Ever since the digital revolution hit compact cameras, the industry has tended to divide its PR campaigns between the semi-pro who likes loads of features and technical advances, and the style-conscious who like cool exteriors and all operating controls as simple as possible.
There are no prizes, therefore, for guessing which camp the Z10fd falls into, as Fujifilm has designed this FinePix model as a slimline (91.2 x 56.55 x 18.75mm), lightweight (a mere 110g) and eye-catching accessory in seven attractive colours: the names say it all (Hot Pink, Wave Blue, Red, Midnight Black, Wasabi Green, Moss Green and Sunset Orange).
Operationally, it couldn’t be more basic. Switch on and off by sliding the lens cover at the front, and at the back virtually all functions are performed via two circular ‘rocker’ controls. All shots are previewed through the 2.5-inch LCD screen and the compartment in the base houses the SD or xD Picture Card memory card and the battery.
If you had any lingering doubts about whether this camera was specifically targeted as a teen machine, then they will be instantly dismissed when you look at some of the new extras included in the menus. The most notable of these are the Auction mode which will group a series of pictures ready for upload to eBay and the Blog mode which will shrink the size of your images ready to be uploaded to such popular chat and sharing sites as FaceBook, MySpace or YouTube.
In addition, the 16 scene modes contain options like Night, Museum, Snow (all snowboarders say ‘Yay!’), Beach and of course Party. To further enhance the party spirit, there’s an automatic Face Detection facility which will identify up to 10 faces in the frame, focus on them and balance the lighting conditions. Red-eye can be corrected either before you take the picture or immediately after it, so you don’t have to rely on fiddly graphics packages, and an Anti-Blur mode uses a fast shutter speed to reduce camera shake.

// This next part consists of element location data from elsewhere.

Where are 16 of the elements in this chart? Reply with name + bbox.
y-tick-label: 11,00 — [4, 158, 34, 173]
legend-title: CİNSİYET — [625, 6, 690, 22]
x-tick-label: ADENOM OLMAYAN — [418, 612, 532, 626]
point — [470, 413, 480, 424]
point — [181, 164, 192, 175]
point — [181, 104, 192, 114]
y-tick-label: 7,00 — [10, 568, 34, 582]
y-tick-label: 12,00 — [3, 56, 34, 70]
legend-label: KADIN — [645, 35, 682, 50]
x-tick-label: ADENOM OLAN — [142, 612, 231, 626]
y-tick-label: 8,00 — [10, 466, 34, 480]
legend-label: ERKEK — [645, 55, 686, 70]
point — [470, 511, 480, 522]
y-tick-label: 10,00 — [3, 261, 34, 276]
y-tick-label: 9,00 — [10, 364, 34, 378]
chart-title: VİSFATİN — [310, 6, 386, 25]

The Intelligent Flash option lets you decide whether or not using natural light is preferable as you can even take a combo of Flash and Natural Light and then make your your mind up after seeing the results. There’s a maximum ISO 1600 sensitivity and you have the benefit of 7.2 megapixels of detail, plus 3x optical zoom. Photos can be viewed on the LCD either singly or up to 100 at a time, though the latter isn’t recommended if you suffer from headaches following the party the night before.
The only pointless addition to the technology is the irSimple function which enables you to beam your photos via infra-red to another camera. As this only works with another camera using the same irSimple system, and you’ve already got a supplied USB cable to link up directly to a PC, why the need for such old-fashioned connectivity?